Niece,
doctor try to clear name of 'Black Sox' Buck Weaver
By TARA BURGHART
March 05, 2004
CHICAGO (AP) - For years, George (Buck)
Weaver tried to get reinstated to baseball following
a scandal in which Chicago White Sox players agreed
to throw the 1919 World Series against the Cincinnati
Reds.
Now, nearly 50 years after his death, Weaver's niece
is leading the effort to clear his name. "It's time
to be fair andgive the man his due," Patricia Anderson
said about the man she considered her surrogate father.
"I feel he got such a raw deal." Weaver, who grew up
in Pennsylvania, made his major league debut with the
White Sox in 1912. He becameone of the most popular
players on the South Side, known for his smile and the
dirty uniform that accompanied his energetic play.
In the 1919 World Series, he batted .324 with no errors
at third base.
The gambling scandal wasn't exposed until almost a year
after the Series. Then in 1921, commissioner Kenesaw
Mountain Landis banned eight White Sox players, including
Weaver, from baseball although a jury acquitted them.
"No player who entertains proposals or promises to throw
a game, no player who sits in conference with a bunch
of crooked players and gamblers where the ways and means
of throwing games are discussed and does not promptly
tell the club about it will ever play professional baseball,"
Landis said.
Anderson, her sister and cousin started pushing for
Weaver's reinstatement in the 1970s. The campaign got
a renewed boost last year when a devoted baseball fan,
David Fletcher, bankrolled an Internet site - www.clearbuck.com
- and the hiring of a public relations firm.
Supporters of the "Clear Buck" campaign - who include
Eliot Asinof, author of Eight Men Out, a book about
the scandal - say he was guilty only of hearing about
the scheme and not speaking out.
"He kept his integrity and character and refused to
rat on his teammates. He was true to his teammates -
that's what he was guilty of," said Fletcher, an occupational
medicine specialist and professor at the University
of Illinois. "And he didn't think they were going to
go through with the plot."
In addition to sending baseball commissioner Bud Selig
10,000 signatures on petitions calling for Weaver's
reinstatement, the "Clear Buck" campaign pitched its
cause at the all-star game, Cubs and White Sox fan festivals,
an event at the Hall of Fame and the winter baseball
meetings in New Orleans.
Anderson, now a 77-year-old retiree living in Kimberling
City, Mo., worries that the way Pete Rose has handled
his efforts to get reinstated could hurt her uncle's
cause.
She believes Weaver's case should be considered along
with that of (Shoeless) Joe Jackson, who led all hitters
in the 1919 World Series with a .375 average. Supporters
say Jackson tried to return the money.
"They certainly didn't do anything that would hurt baseball,"
Anderson said.
Weaver and his wife took Anderson, her older sister
and the girls' mother into their Chicago home after
their father died in 1931. Anderson was only four.
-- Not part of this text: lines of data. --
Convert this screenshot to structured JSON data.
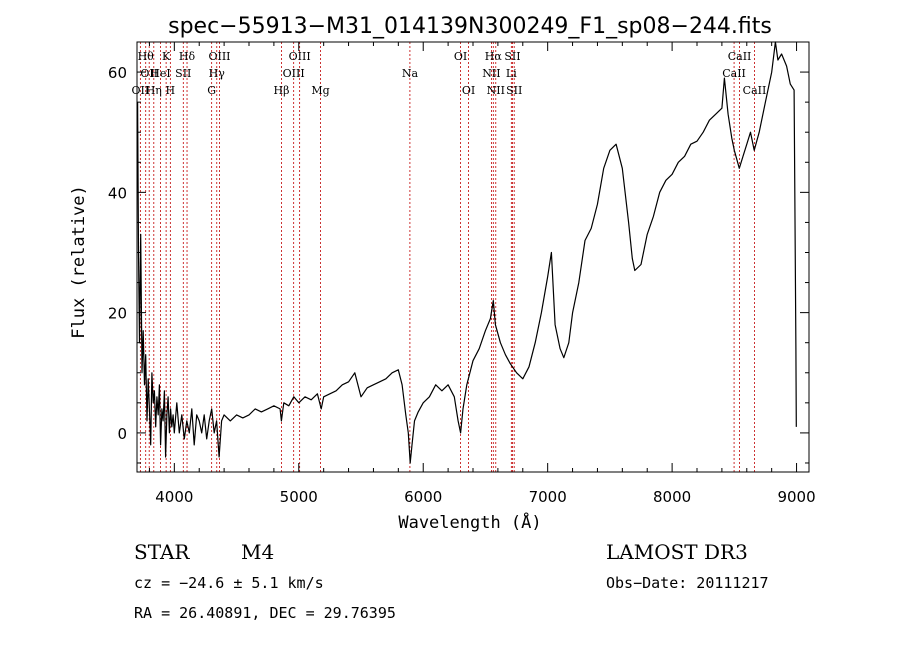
{
  "chart_data": {
    "type": "line",
    "title": "spec−55913−M31_014139N300249_F1_sp08−244.fits",
    "xlabel": "Wavelength (Å)",
    "ylabel": "Flux (relative)",
    "xlim": [
      3700,
      9100
    ],
    "ylim": [
      -6.5,
      65
    ],
    "x_ticks": [
      4000,
      5000,
      6000,
      7000,
      8000,
      9000
    ],
    "y_ticks": [
      0,
      20,
      40,
      60
    ],
    "x_minor_step": 200,
    "y_minor_step": 5,
    "grid": false,
    "series": [
      {
        "name": "flux",
        "points": [
          [
            3705,
            55
          ],
          [
            3712,
            30
          ],
          [
            3720,
            15
          ],
          [
            3730,
            33
          ],
          [
            3740,
            10
          ],
          [
            3750,
            17
          ],
          [
            3760,
            8
          ],
          [
            3770,
            13
          ],
          [
            3780,
            2
          ],
          [
            3790,
            9
          ],
          [
            3800,
            4
          ],
          [
            3810,
            -2
          ],
          [
            3820,
            10
          ],
          [
            3830,
            5
          ],
          [
            3840,
            7
          ],
          [
            3850,
            1
          ],
          [
            3860,
            6
          ],
          [
            3870,
            3
          ],
          [
            3880,
            8
          ],
          [
            3890,
            -2
          ],
          [
            3900,
            4
          ],
          [
            3910,
            2
          ],
          [
            3920,
            7
          ],
          [
            3930,
            -4
          ],
          [
            3940,
            3
          ],
          [
            3950,
            6
          ],
          [
            3960,
            0
          ],
          [
            3970,
            4
          ],
          [
            3980,
            1
          ],
          [
            3990,
            3
          ],
          [
            4000,
            0
          ],
          [
            4020,
            5
          ],
          [
            4040,
            0
          ],
          [
            4060,
            3
          ],
          [
            4080,
            -1
          ],
          [
            4100,
            2
          ],
          [
            4120,
            0
          ],
          [
            4140,
            4
          ],
          [
            4160,
            -2
          ],
          [
            4180,
            3
          ],
          [
            4200,
            2
          ],
          [
            4220,
            0
          ],
          [
            4240,
            3
          ],
          [
            4260,
            -1
          ],
          [
            4280,
            2
          ],
          [
            4300,
            4
          ],
          [
            4320,
            0
          ],
          [
            4340,
            2
          ],
          [
            4360,
            -4
          ],
          [
            4380,
            2
          ],
          [
            4400,
            3
          ],
          [
            4450,
            2
          ],
          [
            4500,
            3
          ],
          [
            4550,
            2.5
          ],
          [
            4600,
            3
          ],
          [
            4650,
            4
          ],
          [
            4700,
            3.5
          ],
          [
            4750,
            4
          ],
          [
            4800,
            4.5
          ],
          [
            4850,
            4
          ],
          [
            4860,
            2
          ],
          [
            4880,
            5
          ],
          [
            4920,
            4.5
          ],
          [
            4960,
            6
          ],
          [
            5000,
            5
          ],
          [
            5050,
            6
          ],
          [
            5100,
            5.5
          ],
          [
            5150,
            6.5
          ],
          [
            5180,
            4
          ],
          [
            5200,
            6
          ],
          [
            5250,
            6.5
          ],
          [
            5300,
            7
          ],
          [
            5350,
            8
          ],
          [
            5400,
            8.5
          ],
          [
            5450,
            10
          ],
          [
            5500,
            6
          ],
          [
            5550,
            7.5
          ],
          [
            5600,
            8
          ],
          [
            5650,
            8.5
          ],
          [
            5700,
            9
          ],
          [
            5750,
            10
          ],
          [
            5800,
            10.5
          ],
          [
            5830,
            8
          ],
          [
            5860,
            3
          ],
          [
            5880,
            0
          ],
          [
            5895,
            -5
          ],
          [
            5910,
            -2
          ],
          [
            5930,
            2
          ],
          [
            5960,
            3.5
          ],
          [
            6000,
            5
          ],
          [
            6050,
            6
          ],
          [
            6100,
            8
          ],
          [
            6150,
            7
          ],
          [
            6200,
            8
          ],
          [
            6250,
            6
          ],
          [
            6280,
            2
          ],
          [
            6300,
            0
          ],
          [
            6320,
            4
          ],
          [
            6350,
            8
          ],
          [
            6400,
            12
          ],
          [
            6450,
            14
          ],
          [
            6500,
            17
          ],
          [
            6540,
            19
          ],
          [
            6563,
            22
          ],
          [
            6580,
            18
          ],
          [
            6620,
            15
          ],
          [
            6660,
            13
          ],
          [
            6700,
            11.5
          ],
          [
            6750,
            10
          ],
          [
            6800,
            9
          ],
          [
            6850,
            11
          ],
          [
            6900,
            15
          ],
          [
            6950,
            20
          ],
          [
            7000,
            26
          ],
          [
            7030,
            30
          ],
          [
            7060,
            18
          ],
          [
            7100,
            14
          ],
          [
            7130,
            12.5
          ],
          [
            7170,
            15
          ],
          [
            7200,
            20
          ],
          [
            7250,
            25
          ],
          [
            7300,
            32
          ],
          [
            7350,
            34
          ],
          [
            7400,
            38
          ],
          [
            7450,
            44
          ],
          [
            7500,
            47
          ],
          [
            7550,
            48
          ],
          [
            7600,
            44
          ],
          [
            7650,
            35
          ],
          [
            7680,
            29
          ],
          [
            7700,
            27
          ],
          [
            7750,
            28
          ],
          [
            7800,
            33
          ],
          [
            7850,
            36
          ],
          [
            7900,
            40
          ],
          [
            7950,
            42
          ],
          [
            8000,
            43
          ],
          [
            8050,
            45
          ],
          [
            8100,
            46
          ],
          [
            8150,
            48
          ],
          [
            8200,
            48.5
          ],
          [
            8250,
            50
          ],
          [
            8300,
            52
          ],
          [
            8350,
            53
          ],
          [
            8400,
            54
          ],
          [
            8420,
            59
          ],
          [
            8450,
            53
          ],
          [
            8480,
            49
          ],
          [
            8500,
            47
          ],
          [
            8540,
            44
          ],
          [
            8570,
            46
          ],
          [
            8600,
            48
          ],
          [
            8630,
            50
          ],
          [
            8660,
            47
          ],
          [
            8700,
            50
          ],
          [
            8750,
            55
          ],
          [
            8800,
            60
          ],
          [
            8830,
            68
          ],
          [
            8850,
            62
          ],
          [
            8880,
            63
          ],
          [
            8920,
            61
          ],
          [
            8950,
            58
          ],
          [
            8980,
            57
          ],
          [
            8995,
            14
          ],
          [
            8998,
            1
          ]
        ]
      }
    ],
    "spectral_lines": [
      {
        "wavelength": 3727,
        "label": "OII",
        "row": 3
      },
      {
        "wavelength": 3770,
        "label": "Hθ",
        "row": 1
      },
      {
        "wavelength": 3798,
        "label": "OII",
        "row": 2
      },
      {
        "wavelength": 3835,
        "label": "Hη",
        "row": 3
      },
      {
        "wavelength": 3889,
        "label": "HeI",
        "row": 2
      },
      {
        "wavelength": 3934,
        "label": "K",
        "row": 1
      },
      {
        "wavelength": 3968,
        "label": "H",
        "row": 3
      },
      {
        "wavelength": 4072,
        "label": "SII",
        "row": 2
      },
      {
        "wavelength": 4102,
        "label": "Hδ",
        "row": 1
      },
      {
        "wavelength": 4300,
        "label": "G",
        "row": 3
      },
      {
        "wavelength": 4341,
        "label": "Hγ",
        "row": 2
      },
      {
        "wavelength": 4363,
        "label": "OIII",
        "row": 1
      },
      {
        "wavelength": 4861,
        "label": "Hβ",
        "row": 3
      },
      {
        "wavelength": 4959,
        "label": "OIII",
        "row": 2
      },
      {
        "wavelength": 5007,
        "label": "OIII",
        "row": 1
      },
      {
        "wavelength": 5175,
        "label": "Mg",
        "row": 3
      },
      {
        "wavelength": 5893,
        "label": "Na",
        "row": 2
      },
      {
        "wavelength": 6300,
        "label": "OI",
        "row": 1
      },
      {
        "wavelength": 6364,
        "label": "OI",
        "row": 3
      },
      {
        "wavelength": 6548,
        "label": "NII",
        "row": 2
      },
      {
        "wavelength": 6563,
        "label": "Hα",
        "row": 1
      },
      {
        "wavelength": 6583,
        "label": "NII",
        "row": 3
      },
      {
        "wavelength": 6708,
        "label": "Li",
        "row": 2
      },
      {
        "wavelength": 6717,
        "label": "SII",
        "row": 1
      },
      {
        "wavelength": 6731,
        "label": "SII",
        "row": 3
      },
      {
        "wavelength": 8498,
        "label": "CaII",
        "row": 2
      },
      {
        "wavelength": 8542,
        "label": "CaII",
        "row": 1
      },
      {
        "wavelength": 8662,
        "label": "CaII",
        "row": 3
      }
    ],
    "line_color": "#000000",
    "marker_color": "#c00000"
  },
  "info": {
    "class": "STAR",
    "subclass": "M4",
    "survey": "LAMOST DR3",
    "redshift": "cz = −24.6 ± 5.1 km/s",
    "obs_date": "Obs−Date: 20111217",
    "coords": "RA =  26.40891, DEC =  29.76395"
  }
}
It was the Depression, and Weaver took whatever jobs
he could to support the
household.
"Years later, I thought he worked so hard to raise what
he considered his family. And I don't suppose we ever
could have been grateful enough for what he did for
us," Anderson said.
Anderson said her uncle never talked to her about his
banishment from baseball as a member of the infamous
Black Sox. He taught her and her sister how to catch
and throw, and he gave baseball tips to neighbourhood
boys.
After he died in 1956 at age 65, Anderson heard from
Weaver's widow, her aunt, how much he had missed the
game.
According to Fletcher, Weaver continually pushed for
reinstatement - as soon as one year after he was banned
and as late as 1953. He wanted to manage a team or serve
as a scout, but Landis and his successor as commissioner,
Albert "Happy" Chandler, turned him down.
"Landis wanted me to tell him something that I didn't
know," Weaver said in a 1954 interview with author James
T. Farrell. "I didn't have any evidence."
Whether the "Clear Buck" campaign has any hope of getting
Weaver reinstated isn't clear. He isn't eligible for
the Hall of Fame because he only played nine seasons
- one short of the requirement.
"He never gave up the fight, which is why it's good
that other people have taken up the fight for him,"
said Gabriel Schechter, a research associate in the
library of the National Baseball Hall of Fame. "It would
just be speculation on whether anything will happen
with it."
Selig did not answer repeated requests for comment by
The Associated Press for this story. But last month,
he sent Fletcher a letter.
"As you know this is a very sensitive matter that none
of my predecessors have seen fit to overturn," Selig
wrote, "but certainly at the very least we ought to
thoroughly review it, and that's what we are doing."
Jerome Holtzman, the official historian for Major League
Baseball, said of the more than a dozen players who
have been banned from baseball, he considers Weaver
the only one who "has a chance to be reinstated, or
at least should be considered for reinstatement."